Wales and his foundation have been extremely controversial. On the one hand, in order for Wikipedia to work as it does, the foundation must provide all the support structures necessary to enable the users to create knowledge, and on the other hand it must also blindly trust the users to create information that will be accurate. It simply is not possible to control the content of so many millions of articles. To attempt this would necessarily shrink the size and reduce the complexity of the system, destroying what makes Wikipedia useful in the first place. The emergent dimension must either be embraced or rejected.

The lessons learned from Wikipedia can also be learned from the very rich past of urban planning. Historically the most successful cities have not been those who have had the least planning but the most enabling plans. The Manhattan plan of 1811, for example, provided for the flexible extension of a street grid without interfering in what could be built within the blocks, and so enabled a surge in urbanisation that was unmatched in history. Eventually this model reached its complexity limits and a new design for Manhattan was applied (with varying success), such as the building codes that gave us wedding-cake skyscrapers, and the metropolitan transit system of subways and later on expressways.

The darker side of this phenomenon has been the creation of city designs that inadvertently enabled the creation of a type of city that no one wanted. Every city, no matter how loudly the local authorities claim to be planning-free, have a design. Take the classical example of a “no planning” city, Houston. Although it has no zoning codes, Houston has a system for laying down a grid of roads that implies necessarily a large-scale, long-ride, automobile-dependent city. By their very form, these roads make some types of urbanisation easier and others more difficult. Who is going to build for a walkable neighborhood when there are no sidewalks? How can a TND make a walkable city when at every mile a thoroughfare cuts off the pedestrian links? How can a sustainable city emerge when only one form of link, long-range auto trips, can be made between destinations?

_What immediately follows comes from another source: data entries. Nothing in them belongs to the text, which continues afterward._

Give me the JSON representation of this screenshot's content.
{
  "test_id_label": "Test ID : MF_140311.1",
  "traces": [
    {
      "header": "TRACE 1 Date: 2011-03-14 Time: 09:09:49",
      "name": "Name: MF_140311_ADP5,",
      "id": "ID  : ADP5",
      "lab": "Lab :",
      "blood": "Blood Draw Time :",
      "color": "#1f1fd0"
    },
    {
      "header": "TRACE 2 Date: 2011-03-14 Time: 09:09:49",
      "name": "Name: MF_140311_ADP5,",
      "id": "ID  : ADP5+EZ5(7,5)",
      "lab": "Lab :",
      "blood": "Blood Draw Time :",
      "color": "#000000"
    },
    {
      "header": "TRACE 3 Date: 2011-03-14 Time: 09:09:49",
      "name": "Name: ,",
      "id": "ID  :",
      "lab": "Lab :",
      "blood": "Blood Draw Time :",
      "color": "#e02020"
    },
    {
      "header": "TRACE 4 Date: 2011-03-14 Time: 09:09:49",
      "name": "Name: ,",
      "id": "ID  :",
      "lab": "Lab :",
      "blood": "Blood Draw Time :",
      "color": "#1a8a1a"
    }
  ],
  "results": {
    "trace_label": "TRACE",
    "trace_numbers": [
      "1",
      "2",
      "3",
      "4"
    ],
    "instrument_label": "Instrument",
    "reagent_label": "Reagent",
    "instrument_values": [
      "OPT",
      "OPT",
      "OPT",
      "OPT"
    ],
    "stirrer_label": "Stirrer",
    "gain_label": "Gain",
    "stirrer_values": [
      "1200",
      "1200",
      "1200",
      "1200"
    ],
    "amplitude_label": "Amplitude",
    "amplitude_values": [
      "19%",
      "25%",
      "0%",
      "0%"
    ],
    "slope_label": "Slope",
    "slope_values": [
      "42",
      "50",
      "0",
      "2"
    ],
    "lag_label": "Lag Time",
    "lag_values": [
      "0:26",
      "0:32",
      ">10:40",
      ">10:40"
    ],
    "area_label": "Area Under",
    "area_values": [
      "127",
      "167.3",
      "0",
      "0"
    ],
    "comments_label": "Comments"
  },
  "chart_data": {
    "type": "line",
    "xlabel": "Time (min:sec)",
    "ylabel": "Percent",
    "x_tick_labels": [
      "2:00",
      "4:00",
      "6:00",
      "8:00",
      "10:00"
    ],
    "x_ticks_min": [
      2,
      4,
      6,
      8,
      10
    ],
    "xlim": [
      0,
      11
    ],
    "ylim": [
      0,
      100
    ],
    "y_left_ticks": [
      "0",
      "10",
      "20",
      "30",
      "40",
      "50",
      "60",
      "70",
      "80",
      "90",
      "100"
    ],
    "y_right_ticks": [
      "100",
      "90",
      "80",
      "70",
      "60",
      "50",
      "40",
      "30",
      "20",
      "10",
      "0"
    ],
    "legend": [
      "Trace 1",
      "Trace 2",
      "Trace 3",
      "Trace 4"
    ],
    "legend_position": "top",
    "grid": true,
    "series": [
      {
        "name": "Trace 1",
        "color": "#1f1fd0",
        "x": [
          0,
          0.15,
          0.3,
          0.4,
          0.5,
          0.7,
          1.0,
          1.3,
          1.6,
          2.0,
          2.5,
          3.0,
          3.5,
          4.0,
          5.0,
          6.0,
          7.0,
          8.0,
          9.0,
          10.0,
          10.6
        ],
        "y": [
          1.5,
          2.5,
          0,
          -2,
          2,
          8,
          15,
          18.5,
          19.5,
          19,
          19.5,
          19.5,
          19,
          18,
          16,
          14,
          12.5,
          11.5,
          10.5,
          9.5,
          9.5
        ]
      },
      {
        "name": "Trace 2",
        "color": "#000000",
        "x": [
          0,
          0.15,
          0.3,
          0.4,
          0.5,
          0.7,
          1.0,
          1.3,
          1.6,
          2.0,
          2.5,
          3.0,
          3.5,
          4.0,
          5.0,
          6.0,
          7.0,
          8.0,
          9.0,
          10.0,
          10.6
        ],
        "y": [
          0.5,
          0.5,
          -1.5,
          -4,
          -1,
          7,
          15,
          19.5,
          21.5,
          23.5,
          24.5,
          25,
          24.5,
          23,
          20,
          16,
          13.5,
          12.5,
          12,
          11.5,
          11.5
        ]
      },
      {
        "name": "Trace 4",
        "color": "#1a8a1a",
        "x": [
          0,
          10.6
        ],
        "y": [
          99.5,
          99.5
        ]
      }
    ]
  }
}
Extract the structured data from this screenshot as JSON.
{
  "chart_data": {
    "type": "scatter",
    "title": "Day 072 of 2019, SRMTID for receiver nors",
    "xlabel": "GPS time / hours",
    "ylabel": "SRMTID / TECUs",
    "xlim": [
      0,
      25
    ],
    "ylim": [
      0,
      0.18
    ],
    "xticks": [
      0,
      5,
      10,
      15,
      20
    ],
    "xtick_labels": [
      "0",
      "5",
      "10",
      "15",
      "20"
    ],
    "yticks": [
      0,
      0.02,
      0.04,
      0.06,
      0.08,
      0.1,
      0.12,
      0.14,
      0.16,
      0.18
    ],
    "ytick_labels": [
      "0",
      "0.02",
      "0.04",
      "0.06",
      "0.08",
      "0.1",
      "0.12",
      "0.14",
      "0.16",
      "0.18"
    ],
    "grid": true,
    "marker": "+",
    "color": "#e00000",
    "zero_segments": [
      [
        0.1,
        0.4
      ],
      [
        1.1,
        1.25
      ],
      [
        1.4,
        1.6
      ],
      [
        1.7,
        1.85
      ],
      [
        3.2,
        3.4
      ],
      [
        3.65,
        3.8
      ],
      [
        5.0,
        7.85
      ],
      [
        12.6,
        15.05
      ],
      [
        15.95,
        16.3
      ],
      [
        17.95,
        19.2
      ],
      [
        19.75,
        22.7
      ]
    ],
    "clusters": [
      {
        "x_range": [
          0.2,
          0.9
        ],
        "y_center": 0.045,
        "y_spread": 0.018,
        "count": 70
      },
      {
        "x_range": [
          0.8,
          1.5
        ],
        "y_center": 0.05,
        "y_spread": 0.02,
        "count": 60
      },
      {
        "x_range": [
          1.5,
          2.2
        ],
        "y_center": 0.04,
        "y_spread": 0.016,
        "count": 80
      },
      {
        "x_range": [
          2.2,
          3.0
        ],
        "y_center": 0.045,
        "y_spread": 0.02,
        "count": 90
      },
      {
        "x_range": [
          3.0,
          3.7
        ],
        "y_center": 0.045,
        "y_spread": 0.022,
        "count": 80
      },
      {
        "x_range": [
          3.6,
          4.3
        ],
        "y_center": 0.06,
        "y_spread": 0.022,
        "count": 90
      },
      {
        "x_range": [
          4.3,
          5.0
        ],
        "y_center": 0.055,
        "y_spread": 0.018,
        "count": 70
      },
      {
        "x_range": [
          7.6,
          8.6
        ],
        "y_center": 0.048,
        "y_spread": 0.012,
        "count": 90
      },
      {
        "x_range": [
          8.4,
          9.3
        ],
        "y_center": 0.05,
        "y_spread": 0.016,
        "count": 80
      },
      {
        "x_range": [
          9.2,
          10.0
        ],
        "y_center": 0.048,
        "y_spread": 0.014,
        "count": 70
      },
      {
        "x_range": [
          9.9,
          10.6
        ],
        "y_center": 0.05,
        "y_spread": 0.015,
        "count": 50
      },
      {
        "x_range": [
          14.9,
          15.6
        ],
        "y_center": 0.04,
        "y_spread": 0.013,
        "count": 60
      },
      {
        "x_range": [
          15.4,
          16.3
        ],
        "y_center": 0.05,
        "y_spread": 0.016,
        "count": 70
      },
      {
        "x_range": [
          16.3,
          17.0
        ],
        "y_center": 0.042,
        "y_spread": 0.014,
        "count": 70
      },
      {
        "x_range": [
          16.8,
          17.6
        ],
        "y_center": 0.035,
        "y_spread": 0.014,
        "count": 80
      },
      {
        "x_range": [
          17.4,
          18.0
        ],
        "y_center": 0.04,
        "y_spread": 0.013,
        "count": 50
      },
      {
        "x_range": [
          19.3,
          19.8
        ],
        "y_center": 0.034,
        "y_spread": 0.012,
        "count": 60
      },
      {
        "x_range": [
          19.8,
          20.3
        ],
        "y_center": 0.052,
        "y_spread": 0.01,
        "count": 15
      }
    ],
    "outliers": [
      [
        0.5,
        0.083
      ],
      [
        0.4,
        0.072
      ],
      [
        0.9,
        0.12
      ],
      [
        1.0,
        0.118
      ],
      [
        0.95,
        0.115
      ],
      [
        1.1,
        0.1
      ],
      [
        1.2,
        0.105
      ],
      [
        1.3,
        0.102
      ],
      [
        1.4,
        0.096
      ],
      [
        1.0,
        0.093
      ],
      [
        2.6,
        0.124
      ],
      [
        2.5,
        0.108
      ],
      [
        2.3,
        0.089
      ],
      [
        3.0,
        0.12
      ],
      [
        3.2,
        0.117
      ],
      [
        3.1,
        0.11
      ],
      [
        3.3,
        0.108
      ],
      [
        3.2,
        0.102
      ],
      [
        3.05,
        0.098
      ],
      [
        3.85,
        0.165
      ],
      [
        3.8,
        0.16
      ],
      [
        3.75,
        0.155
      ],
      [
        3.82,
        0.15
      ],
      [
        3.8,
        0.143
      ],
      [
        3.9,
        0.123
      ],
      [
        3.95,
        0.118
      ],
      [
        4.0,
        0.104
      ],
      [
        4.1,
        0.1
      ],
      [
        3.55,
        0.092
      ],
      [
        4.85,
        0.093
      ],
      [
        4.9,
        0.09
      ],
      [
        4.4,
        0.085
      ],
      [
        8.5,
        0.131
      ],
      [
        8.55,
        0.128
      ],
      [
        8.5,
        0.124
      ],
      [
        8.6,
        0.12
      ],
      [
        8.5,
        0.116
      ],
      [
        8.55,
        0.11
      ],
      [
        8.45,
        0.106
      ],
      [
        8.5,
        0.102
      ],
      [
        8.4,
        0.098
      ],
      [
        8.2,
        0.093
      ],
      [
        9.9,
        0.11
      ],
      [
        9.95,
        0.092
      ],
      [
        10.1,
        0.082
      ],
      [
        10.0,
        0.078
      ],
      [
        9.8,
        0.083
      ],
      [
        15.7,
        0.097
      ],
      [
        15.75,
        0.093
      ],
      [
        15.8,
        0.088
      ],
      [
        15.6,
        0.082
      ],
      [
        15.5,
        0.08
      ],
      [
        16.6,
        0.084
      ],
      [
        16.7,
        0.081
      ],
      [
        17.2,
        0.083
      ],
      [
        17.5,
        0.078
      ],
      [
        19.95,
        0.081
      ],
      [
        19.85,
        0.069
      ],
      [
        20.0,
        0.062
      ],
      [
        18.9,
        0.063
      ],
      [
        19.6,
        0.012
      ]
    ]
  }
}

The threat that we face today is not suburban sprawl. New Urbanism and Smart Growth have been victorious in that aspect. The danger we face is dense sprawl, (see Eric Eidlin, The Worst of All Worlds Los Angeles and the Emerging Reality of Dense Sprawl) where our disconnected cities become denser and denser without becoming more complex, resulting in even poorer urban conditions. The suburb is not the design. Sprawl is the design.

Our cities may not be what we wanted, but they have not been accidents. They are the result of designs applied by the local (and sometimes not-so-local) authorities. They will only change if we invent and apply new designs for them. They cannot be architectural designs founded upon control of the artist. They also cannot be the endless grid of highway strips. Yet they must have both art and highways. It is a whole new method of design, emergent design, that we must master.